Henrik Vanger asintió.
– Nací el 1 de noviembre. Cuando Harriet tenía ocho años me regaló un cuadro para mi cumpleaños: una flor prensada, con un sencillo marco.
Henrik Vanger pasó alrededor de la mesa y señaló la primera flor. Campanula. Enmarcada de forma poco profesional.
– Fue el primer cuadro. Me lo regaló en 1958.
Apuntó al siguiente.
– 1959: Ranúnculo, 1960: Margarita. Se convirtió en una tradición. Harriet hacía el cuadro durante el verano y luego lo guardaba hasta mi cumpleaños. Los empecé a colgar aquí, en esta pared. En 1966 ella desapareció y entonces la tradición se rompió.
Henrik Vanger se calló y señaló un hueco que había en la fila de cuadros. De repente, Mikael sintió cómo se le ponía el vello de punta. Toda la pared estaba llena de flores prensadas.
– En 1967, un año después de que ella desapareciera, recibí esta flor para mi cumpleaños. Es una violeta.
– ¿Cómo la recibiste? -preguntó Mikael en voz baja.
– Envuelta en papel de regalo y enviada por correo en un sobre acolchado. Desde Estocolmo. Sin remitente. Sin mensaje.
– ¿Quieres decir que…? -Mikael hizo un gesto con la mano señalando los cuadros.

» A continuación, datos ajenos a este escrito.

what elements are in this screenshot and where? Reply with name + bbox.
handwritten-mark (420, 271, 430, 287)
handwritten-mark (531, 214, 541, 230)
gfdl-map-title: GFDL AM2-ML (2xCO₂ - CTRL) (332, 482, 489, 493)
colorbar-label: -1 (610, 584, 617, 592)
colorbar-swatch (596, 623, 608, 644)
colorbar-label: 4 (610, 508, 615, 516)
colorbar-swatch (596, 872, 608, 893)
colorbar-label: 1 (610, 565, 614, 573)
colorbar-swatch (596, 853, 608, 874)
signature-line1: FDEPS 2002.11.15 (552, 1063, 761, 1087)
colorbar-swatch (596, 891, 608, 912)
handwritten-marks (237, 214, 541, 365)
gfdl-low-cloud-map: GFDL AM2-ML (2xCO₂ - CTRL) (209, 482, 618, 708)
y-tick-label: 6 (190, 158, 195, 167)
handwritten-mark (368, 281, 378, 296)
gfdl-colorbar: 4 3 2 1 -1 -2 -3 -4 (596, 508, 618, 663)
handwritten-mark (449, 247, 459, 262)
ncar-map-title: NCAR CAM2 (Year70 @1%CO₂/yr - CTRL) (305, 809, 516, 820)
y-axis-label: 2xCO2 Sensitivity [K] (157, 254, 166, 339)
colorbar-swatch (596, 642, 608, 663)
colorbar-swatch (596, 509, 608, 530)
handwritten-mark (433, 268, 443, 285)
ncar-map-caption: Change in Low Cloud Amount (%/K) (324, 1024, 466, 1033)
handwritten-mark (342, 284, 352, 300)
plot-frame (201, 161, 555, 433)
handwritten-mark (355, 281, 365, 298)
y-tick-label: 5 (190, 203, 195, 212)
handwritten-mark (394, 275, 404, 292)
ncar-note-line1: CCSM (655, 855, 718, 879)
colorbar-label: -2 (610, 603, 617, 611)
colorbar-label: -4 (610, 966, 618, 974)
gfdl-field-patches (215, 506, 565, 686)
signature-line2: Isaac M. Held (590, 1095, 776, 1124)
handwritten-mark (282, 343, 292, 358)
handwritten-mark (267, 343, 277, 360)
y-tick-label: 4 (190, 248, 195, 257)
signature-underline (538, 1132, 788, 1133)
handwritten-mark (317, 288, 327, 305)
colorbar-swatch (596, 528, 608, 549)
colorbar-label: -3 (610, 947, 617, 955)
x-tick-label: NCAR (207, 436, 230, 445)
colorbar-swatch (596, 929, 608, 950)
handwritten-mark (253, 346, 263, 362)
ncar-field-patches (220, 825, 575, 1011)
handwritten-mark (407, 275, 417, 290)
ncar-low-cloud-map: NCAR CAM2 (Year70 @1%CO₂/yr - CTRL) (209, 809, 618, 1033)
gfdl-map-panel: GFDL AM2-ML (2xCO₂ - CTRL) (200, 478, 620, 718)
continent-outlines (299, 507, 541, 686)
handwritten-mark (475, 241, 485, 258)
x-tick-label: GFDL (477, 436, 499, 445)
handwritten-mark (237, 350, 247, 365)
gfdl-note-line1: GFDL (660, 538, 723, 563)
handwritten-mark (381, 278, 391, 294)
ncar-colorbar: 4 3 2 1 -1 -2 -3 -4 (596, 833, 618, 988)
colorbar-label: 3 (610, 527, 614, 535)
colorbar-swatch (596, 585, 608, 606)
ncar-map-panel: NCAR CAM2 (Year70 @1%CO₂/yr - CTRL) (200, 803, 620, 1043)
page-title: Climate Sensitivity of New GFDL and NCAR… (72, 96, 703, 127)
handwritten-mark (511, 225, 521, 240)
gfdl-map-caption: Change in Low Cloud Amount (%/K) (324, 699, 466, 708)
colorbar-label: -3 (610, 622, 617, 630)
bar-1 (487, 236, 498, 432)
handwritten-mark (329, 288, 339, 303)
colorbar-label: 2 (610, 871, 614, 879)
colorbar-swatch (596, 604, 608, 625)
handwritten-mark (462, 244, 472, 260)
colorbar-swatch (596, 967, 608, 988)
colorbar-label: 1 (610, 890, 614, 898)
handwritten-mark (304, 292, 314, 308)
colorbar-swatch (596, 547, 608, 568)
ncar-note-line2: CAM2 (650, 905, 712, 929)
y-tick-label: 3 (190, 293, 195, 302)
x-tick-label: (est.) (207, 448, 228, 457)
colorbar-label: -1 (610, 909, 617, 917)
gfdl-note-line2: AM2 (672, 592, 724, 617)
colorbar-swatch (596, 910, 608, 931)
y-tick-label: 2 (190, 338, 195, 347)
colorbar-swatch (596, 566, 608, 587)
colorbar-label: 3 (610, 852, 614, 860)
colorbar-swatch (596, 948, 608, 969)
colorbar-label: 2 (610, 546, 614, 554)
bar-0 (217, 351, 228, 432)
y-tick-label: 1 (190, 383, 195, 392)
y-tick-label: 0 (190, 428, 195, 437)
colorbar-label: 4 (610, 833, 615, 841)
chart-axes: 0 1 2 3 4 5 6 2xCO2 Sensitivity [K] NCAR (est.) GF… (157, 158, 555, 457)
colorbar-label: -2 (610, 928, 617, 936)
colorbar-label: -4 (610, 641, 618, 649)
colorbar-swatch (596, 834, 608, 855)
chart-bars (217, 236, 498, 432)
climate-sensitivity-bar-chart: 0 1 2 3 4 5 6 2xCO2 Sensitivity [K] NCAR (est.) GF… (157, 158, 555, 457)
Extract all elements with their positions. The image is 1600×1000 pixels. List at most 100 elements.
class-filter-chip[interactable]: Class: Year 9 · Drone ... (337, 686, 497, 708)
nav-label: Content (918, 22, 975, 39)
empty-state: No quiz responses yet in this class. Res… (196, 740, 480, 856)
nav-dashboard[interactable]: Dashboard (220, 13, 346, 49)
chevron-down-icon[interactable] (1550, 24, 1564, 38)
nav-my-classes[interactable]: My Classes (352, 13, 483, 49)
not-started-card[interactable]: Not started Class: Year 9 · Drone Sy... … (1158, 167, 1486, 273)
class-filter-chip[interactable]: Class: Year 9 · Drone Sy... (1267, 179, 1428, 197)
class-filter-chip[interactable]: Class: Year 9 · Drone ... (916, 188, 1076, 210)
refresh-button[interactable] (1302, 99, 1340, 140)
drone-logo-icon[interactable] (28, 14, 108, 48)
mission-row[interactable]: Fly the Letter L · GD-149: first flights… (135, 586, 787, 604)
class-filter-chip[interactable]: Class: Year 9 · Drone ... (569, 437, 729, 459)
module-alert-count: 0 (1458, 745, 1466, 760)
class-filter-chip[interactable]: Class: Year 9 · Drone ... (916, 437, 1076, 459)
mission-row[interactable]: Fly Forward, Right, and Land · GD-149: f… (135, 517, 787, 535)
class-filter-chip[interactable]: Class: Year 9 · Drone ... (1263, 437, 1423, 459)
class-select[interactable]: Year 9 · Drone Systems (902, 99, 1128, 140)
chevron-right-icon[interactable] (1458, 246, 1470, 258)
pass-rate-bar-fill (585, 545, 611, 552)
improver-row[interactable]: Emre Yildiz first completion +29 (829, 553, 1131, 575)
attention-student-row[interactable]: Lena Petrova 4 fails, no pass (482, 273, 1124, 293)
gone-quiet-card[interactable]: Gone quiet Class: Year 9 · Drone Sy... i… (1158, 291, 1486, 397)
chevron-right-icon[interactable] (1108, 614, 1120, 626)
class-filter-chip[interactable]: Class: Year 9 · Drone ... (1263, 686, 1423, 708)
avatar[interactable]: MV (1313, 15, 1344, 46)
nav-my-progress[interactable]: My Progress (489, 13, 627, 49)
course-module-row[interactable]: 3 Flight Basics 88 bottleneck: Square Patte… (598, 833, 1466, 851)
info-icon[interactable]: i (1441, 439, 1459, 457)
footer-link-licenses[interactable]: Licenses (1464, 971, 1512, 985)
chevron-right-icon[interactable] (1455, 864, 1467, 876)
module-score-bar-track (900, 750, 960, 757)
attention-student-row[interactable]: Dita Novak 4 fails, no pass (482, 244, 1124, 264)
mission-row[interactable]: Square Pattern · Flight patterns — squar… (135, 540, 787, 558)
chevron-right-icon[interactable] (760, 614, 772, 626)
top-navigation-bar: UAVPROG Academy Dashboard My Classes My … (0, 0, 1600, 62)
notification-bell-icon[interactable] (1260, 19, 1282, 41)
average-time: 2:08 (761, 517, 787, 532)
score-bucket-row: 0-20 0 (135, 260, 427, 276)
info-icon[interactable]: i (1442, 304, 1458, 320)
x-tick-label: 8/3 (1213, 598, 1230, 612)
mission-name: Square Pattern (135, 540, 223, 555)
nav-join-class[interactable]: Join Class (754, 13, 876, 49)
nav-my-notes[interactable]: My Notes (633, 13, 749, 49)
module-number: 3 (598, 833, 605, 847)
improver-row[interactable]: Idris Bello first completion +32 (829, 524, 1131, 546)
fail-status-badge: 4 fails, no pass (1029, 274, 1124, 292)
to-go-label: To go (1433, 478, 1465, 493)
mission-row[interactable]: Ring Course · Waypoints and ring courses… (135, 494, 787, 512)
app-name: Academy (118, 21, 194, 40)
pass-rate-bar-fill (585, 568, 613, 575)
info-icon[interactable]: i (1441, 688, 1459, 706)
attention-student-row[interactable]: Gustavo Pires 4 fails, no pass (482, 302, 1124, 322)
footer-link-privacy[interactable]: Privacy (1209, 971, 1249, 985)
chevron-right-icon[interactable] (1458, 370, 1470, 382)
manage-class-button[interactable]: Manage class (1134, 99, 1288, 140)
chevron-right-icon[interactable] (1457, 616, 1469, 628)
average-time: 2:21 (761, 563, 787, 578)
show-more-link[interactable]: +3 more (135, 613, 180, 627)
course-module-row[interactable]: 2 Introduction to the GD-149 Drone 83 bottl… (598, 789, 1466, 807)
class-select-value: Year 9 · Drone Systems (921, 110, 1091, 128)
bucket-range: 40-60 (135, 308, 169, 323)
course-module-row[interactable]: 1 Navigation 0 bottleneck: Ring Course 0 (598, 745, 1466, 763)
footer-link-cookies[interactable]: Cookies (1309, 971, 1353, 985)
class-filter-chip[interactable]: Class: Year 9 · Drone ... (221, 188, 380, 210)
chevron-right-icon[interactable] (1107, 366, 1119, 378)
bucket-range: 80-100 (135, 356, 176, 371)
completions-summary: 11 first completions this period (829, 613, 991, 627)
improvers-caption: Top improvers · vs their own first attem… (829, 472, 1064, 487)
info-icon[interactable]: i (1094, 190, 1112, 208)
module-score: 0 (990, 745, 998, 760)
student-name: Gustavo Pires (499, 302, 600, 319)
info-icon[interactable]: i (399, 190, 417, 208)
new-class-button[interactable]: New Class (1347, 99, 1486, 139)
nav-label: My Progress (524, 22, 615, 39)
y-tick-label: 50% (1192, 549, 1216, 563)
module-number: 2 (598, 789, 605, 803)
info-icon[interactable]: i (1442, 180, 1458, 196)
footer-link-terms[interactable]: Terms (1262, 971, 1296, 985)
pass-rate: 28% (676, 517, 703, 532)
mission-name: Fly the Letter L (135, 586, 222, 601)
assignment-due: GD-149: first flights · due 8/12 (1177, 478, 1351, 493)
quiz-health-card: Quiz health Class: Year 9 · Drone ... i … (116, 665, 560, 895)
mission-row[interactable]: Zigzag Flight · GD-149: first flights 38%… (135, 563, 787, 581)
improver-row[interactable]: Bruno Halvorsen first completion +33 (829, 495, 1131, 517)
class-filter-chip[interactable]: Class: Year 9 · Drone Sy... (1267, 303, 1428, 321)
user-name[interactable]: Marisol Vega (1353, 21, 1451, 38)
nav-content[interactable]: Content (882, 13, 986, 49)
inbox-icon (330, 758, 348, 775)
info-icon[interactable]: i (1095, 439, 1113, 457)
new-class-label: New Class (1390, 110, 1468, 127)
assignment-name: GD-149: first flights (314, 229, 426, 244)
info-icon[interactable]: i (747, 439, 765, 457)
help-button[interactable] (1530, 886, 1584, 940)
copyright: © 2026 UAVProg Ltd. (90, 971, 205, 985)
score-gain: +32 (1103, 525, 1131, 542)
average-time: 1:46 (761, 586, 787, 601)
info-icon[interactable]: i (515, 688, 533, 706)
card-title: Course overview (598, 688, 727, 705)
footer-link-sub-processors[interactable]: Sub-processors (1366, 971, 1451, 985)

– Eso es. Por mi cumpleaños, todos los malditos años. ¿Entiendes cómo me siento? Van dirigidos a mí, como si el asesino quisiera torturarme. Me he vuelto loco pensando que Harriet quizá fuese asesinada porque alguien quería llegar hasta mí. No era ningún secreto que Harriet y yo teníamos una relación especial, y que para mí era como una hija.